Empirical likelihood-based confidence intervals for length-biased data

Abstract

Logistic or other constraints often preclude the possibility of conducting incident cohort studies. A feasible alternative in such cases is to conduct a cross-sectional prevalent cohort study for which we recruit prevalent cases, that is, subjects who have already experienced the initiating event, say the onset of a disease. When the interest lies in estimating the lifespan between the initiating event and a terminating event, say death for instance, such subjects may be followed prospectively until the terminating event or loss to follow-up, whichever happens first.
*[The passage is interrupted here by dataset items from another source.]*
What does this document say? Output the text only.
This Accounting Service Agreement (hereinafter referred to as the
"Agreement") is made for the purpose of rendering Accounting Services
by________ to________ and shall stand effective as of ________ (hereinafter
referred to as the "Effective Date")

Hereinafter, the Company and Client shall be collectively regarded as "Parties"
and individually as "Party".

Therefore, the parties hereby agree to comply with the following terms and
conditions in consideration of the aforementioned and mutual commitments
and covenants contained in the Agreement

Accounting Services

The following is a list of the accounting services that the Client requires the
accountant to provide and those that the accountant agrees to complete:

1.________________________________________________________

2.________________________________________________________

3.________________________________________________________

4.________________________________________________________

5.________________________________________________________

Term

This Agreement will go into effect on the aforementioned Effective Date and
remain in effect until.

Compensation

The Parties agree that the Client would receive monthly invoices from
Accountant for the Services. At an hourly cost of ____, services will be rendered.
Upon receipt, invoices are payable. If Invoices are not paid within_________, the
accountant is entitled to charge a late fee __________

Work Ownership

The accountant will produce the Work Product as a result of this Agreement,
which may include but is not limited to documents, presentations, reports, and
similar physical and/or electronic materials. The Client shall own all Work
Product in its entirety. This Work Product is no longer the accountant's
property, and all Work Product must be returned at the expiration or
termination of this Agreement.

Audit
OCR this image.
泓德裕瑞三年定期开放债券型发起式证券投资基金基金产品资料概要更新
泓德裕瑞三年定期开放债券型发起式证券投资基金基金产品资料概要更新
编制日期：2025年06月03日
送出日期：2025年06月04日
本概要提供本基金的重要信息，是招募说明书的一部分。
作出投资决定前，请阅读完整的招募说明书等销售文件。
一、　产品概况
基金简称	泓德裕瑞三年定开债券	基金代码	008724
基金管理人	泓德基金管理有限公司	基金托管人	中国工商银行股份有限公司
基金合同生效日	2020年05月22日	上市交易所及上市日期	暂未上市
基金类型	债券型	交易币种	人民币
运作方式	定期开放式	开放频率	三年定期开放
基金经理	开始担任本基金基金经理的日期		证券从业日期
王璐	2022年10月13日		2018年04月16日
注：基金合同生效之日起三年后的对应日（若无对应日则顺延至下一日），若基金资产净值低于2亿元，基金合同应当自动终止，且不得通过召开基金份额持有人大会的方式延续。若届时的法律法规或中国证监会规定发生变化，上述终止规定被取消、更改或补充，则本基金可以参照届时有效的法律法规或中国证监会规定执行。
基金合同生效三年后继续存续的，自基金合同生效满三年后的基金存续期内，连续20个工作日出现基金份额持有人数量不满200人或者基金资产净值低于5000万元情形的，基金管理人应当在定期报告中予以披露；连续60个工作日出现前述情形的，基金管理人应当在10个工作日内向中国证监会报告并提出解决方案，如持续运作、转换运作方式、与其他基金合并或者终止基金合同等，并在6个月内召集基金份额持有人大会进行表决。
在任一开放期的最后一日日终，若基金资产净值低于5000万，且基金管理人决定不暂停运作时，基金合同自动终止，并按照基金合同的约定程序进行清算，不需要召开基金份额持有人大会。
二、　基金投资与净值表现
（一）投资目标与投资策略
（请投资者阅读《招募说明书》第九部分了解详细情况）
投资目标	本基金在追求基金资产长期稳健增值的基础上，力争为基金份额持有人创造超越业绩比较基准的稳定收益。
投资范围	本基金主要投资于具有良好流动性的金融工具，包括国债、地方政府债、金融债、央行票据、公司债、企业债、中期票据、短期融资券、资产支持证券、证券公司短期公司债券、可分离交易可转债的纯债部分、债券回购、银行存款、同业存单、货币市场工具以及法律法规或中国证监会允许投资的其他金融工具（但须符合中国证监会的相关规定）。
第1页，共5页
It is well known that prevalent cases have, on average, longer lifespans. As such, they do not constitute a representative random sample from the target population; they comprise a biased sample. If the initiating events are generated from a stationary Poisson process, the so-called stationarity assumption, this bias is called length bias. The current literature on length-biased sampling lacks a simple method for estimating the margin of errors of commonly used summary statistics. We fill this gap by using the empirical likelihood-based confidence intervals by adapting this method to right-censored length-biased survival data. Both large and small sample behaviors of these confidence intervals are studied. We illustrate our method by using a set of data on survival with dementia, collected as part of the Canadian Study of Health and Aging. © 2012 John Wiley & Sons, Ltd.